In a lecture at the University of Pennsylvania Law School, Tarullo pointed out that the top banks enjoy a continued aura of government-guaranteed invulnerability, which gives them a funding advantage and “reinforces the impulse to grow.” To counter this tendency, Congress might consider “specifying an upper bound,” Tarullo said.
The “idea along these lines that seems to have the most promise,” he went on, is a limit on nondeposit liabilities, possibly set at a percentage of U.S. gross domestic product.
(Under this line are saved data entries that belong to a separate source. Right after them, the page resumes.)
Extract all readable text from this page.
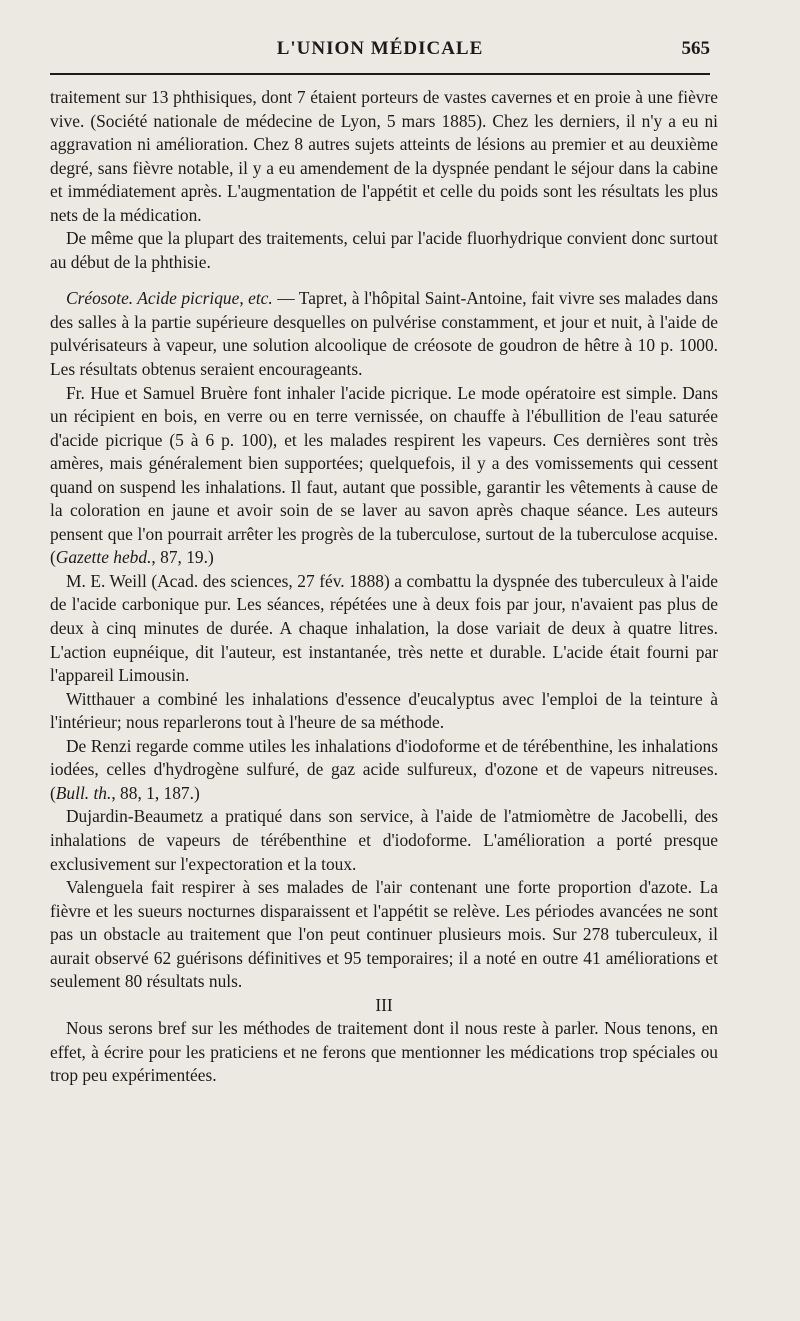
L'UNION MÉDICALE	565

traitement sur 13 phthisiques, dont 7 étaient porteurs de vastes cavernes et en proie à une fièvre vive. (Société nationale de médecine de Lyon, 5 mars 1885). Chez les derniers, il n'y a eu ni aggravation ni amélioration. Chez 8 autres sujets atteints de lésions au premier et au deuxième degré, sans fièvre notable, il y a eu amendement de la dyspnée pendant le séjour dans la cabine et immédiatement après. L'augmentation de l'appétit et celle du poids sont les résultats les plus nets de la médication.

De même que la plupart des traitements, celui par l'acide fluorhydrique convient donc surtout au début de la phthisie.

Créosote. Acide picrique, etc. — Tapret, à l'hôpital Saint-Antoine, fait vivre ses malades dans des salles à la partie supérieure desquelles on pulvérise constamment, et jour et nuit, à l'aide de pulvérisateurs à vapeur, une solution alcoolique de créosote de goudron de hêtre à 10 p. 1000. Les résultats obtenus seraient encourageants.

Fr. Hue et Samuel Bruère font inhaler l'acide picrique. Le mode opératoire est simple. Dans un récipient en bois, en verre ou en terre vernissée, on chauffe à l'ébullition de l'eau saturée d'acide picrique (5 à 6 p. 100), et les malades respirent les vapeurs. Ces dernières sont très amères, mais généralement bien supportées; quelquefois, il y a des vomissements qui cessent quand on suspend les inhalations. Il faut, autant que possible, garantir les vêtements à cause de la coloration en jaune et avoir soin de se laver au savon après chaque séance. Les auteurs pensent que l'on pourrait arrêter les progrès de la tuberculose, surtout de la tuberculose acquise. (Gazette hebd., 87, 19.)

M. E. Weill (Acad. des sciences, 27 fév. 1888) a combattu la dyspnée des tuberculeux à l'aide de l'acide carbonique pur. Les séances, répétées une à deux fois par jour, n'avaient pas plus de deux à cinq minutes de durée. A chaque inhalation, la dose variait de deux à quatre litres. L'action eupnéique, dit l'auteur, est instantanée, très nette et durable. L'acide était fourni par l'appareil Limousin.

Witthauer a combiné les inhalations d'essence d'eucalyptus avec l'emploi de la teinture à l'intérieur; nous reparlerons tout à l'heure de sa méthode.

De Renzi regarde comme utiles les inhalations d'iodoforme et de térébenthine, les inhalations iodées, celles d'hydrogène sulfuré, de gaz acide sulfureux, d'ozone et de vapeurs nitreuses. (Bull. th., 88, 1, 187.)

Dujardin-Beaumetz a pratiqué dans son service, à l'aide de l'atmiomètre de Jacobelli, des inhalations de vapeurs de térébenthine et d'iodoforme. L'amélioration a porté presque exclusivement sur l'expectoration et la toux.

Valenguela fait respirer à ses malades de l'air contenant une forte proportion d'azote. La fièvre et les sueurs nocturnes disparaissent et l'appétit se relève. Les périodes avancées ne sont pas un obstacle au traitement que l'on peut continuer plusieurs mois. Sur 278 tuberculeux, il aurait observé 62 guérisons définitives et 95 temporaires; il a noté en outre 41 améliorations et seulement 80 résultats nuls.

III

Nous serons bref sur les méthodes de traitement dont il nous reste à parler. Nous tenons, en effet, à écrire pour les praticiens et ne ferons que mentionner les médications trop spéciales ou trop peu expérimentées.
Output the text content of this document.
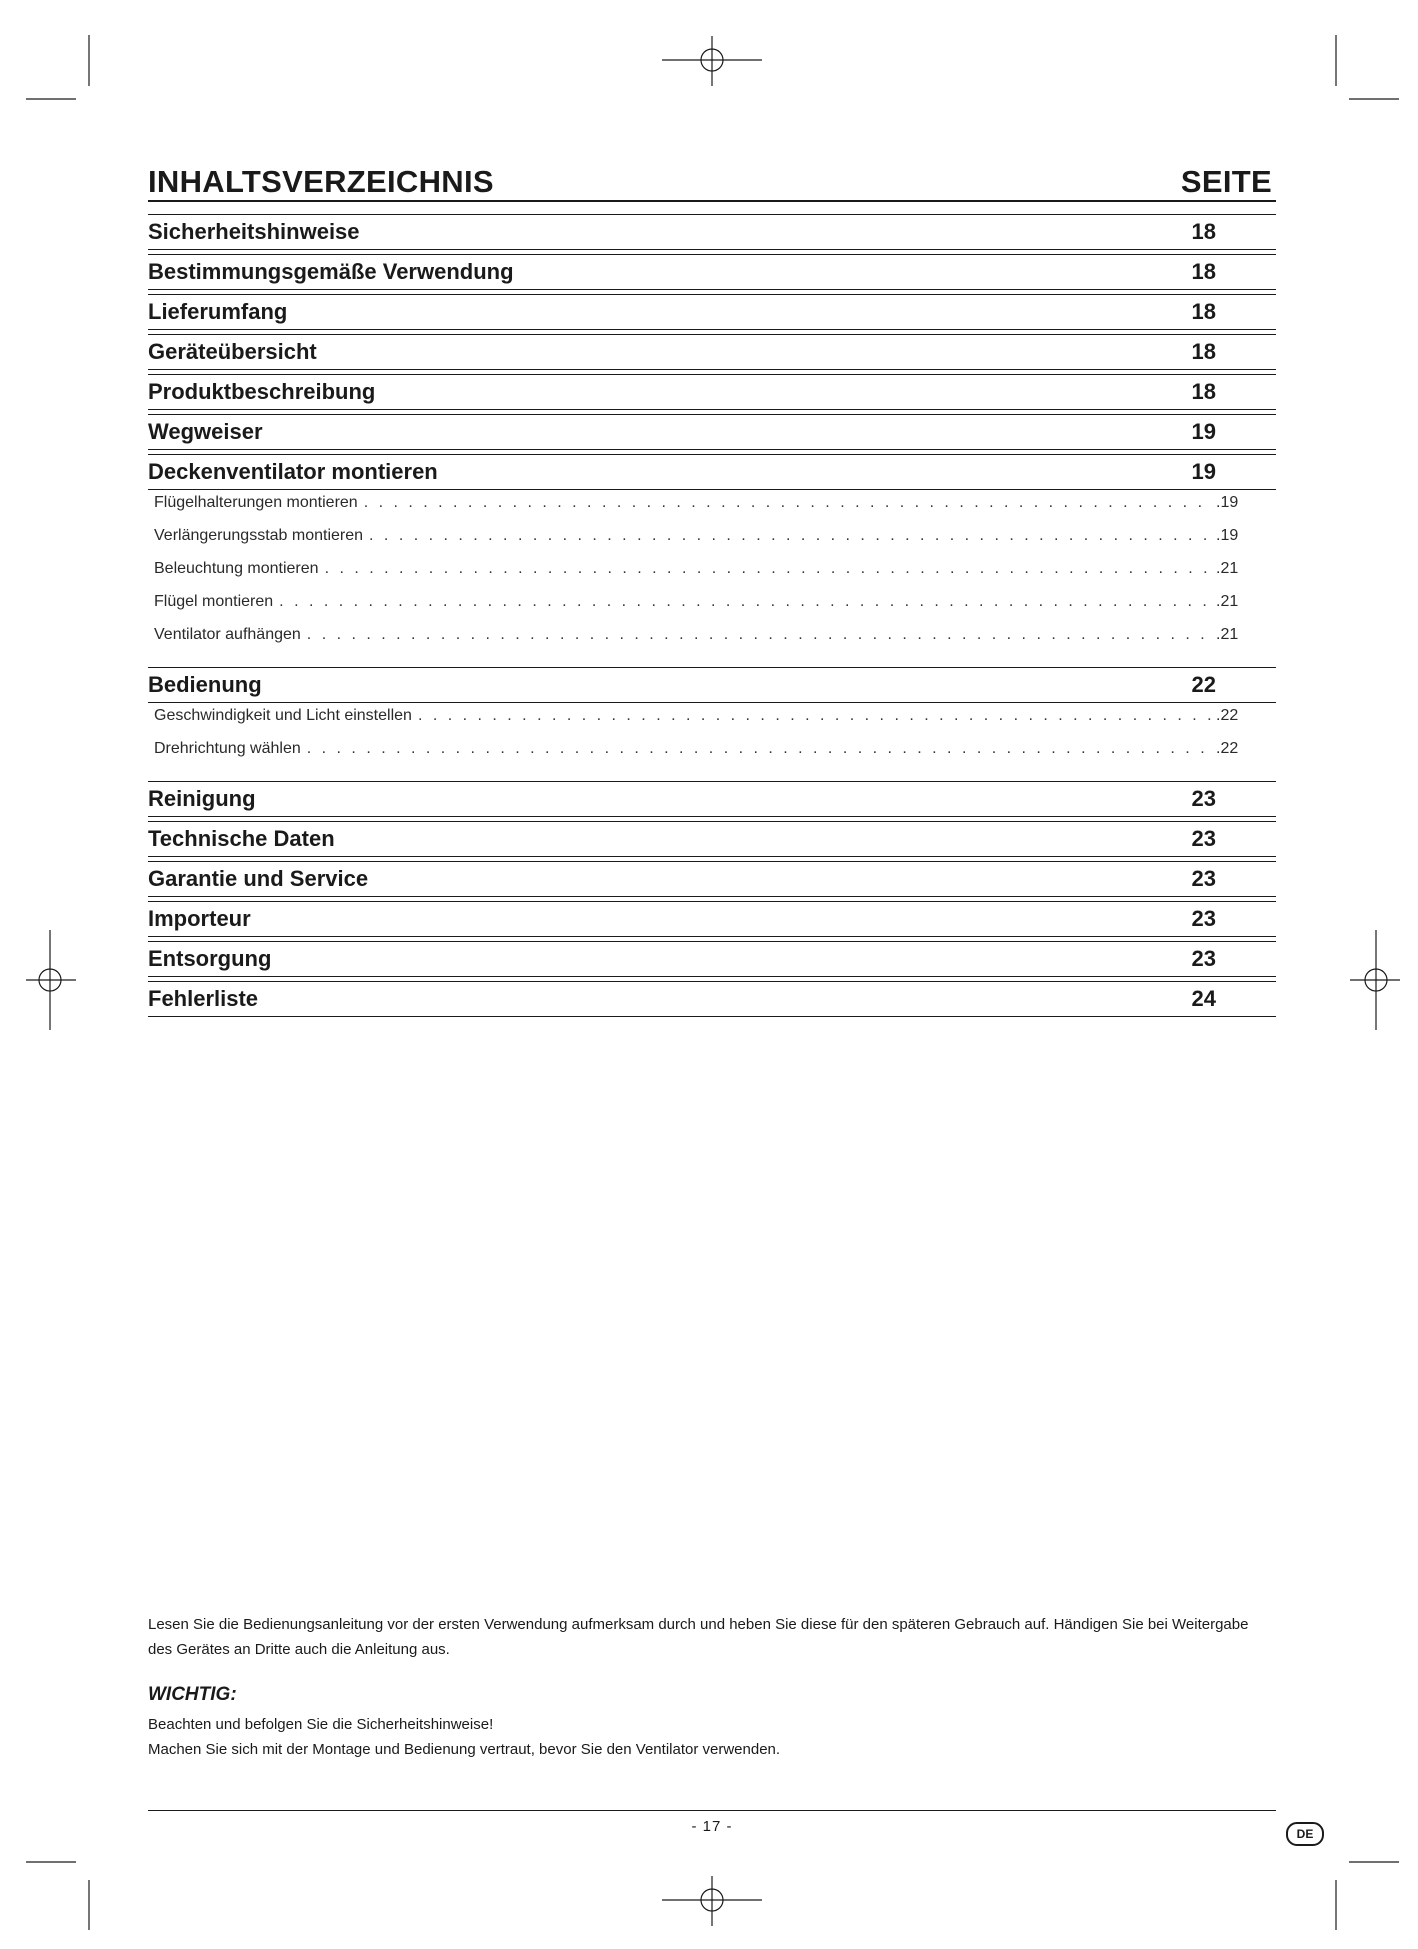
INHALTSVERZEICHNIS	SEITE
Sicherheitshinweise	18
Bestimmungsgemäße Verwendung	18
Lieferumfang	18
Geräteübersicht	18
Produktbeschreibung	18
Wegweiser	19
Deckenventilator montieren	19
Flügelhalterungen montieren . . .	.19
Verlängerungsstab montieren . . .	.19
Beleuchtung montieren . . .	.21
Flügel montieren . . .	.21
Ventilator aufhängen . . .	.21
Bedienung	22
Geschwindigkeit und Licht einstellen . . .	.22
Drehrichtung wählen . . .	.22
Reinigung	23
Technische Daten	23
Garantie und Service	23
Importeur	23
Entsorgung	23
Fehlerliste	24
Lesen Sie die Bedienungsanleitung vor der ersten Verwendung aufmerksam durch und heben Sie diese für den späteren Gebrauch auf. Händigen Sie bei Weitergabe des Gerätes an Dritte auch die Anleitung aus.
WICHTIG:
Beachten und befolgen Sie die Sicherheitshinweise!
Machen Sie sich mit der Montage und Bedienung vertraut, bevor Sie den Ventilator verwenden.
- 17 -	DE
Such a formula would not only have “the virtue of simplicity,” Tarullo said, but also “the advantage of tying the limitation on growth of financial firms to the growth of the national economy and its capacity to absorb losses, as well as to the extent of a firm’s dependence on funding from sources other than the stable base of deposits…”
Tarullo’s approach, as the Wall Street Journal’s Victoria McGrane observed, “takes direct aim at the biggest U.S. banks, including J.P. Morgan Chase & Co., Bank of America, Goldman Sachs, and Citigroup, “all of which rely heavily” on the kind of funding that Tarullo would limit.
Tarullo is the Fed governor in charge of bank supervision and regulation. McGrane described him as “the highest-ranking regulatory official to call for limiting the size of banks.”
Senator Sherrod Brown (D-Ohio) has introduced legislation that includes a bank-size cap pegged to GDP, as Tarullo proposed.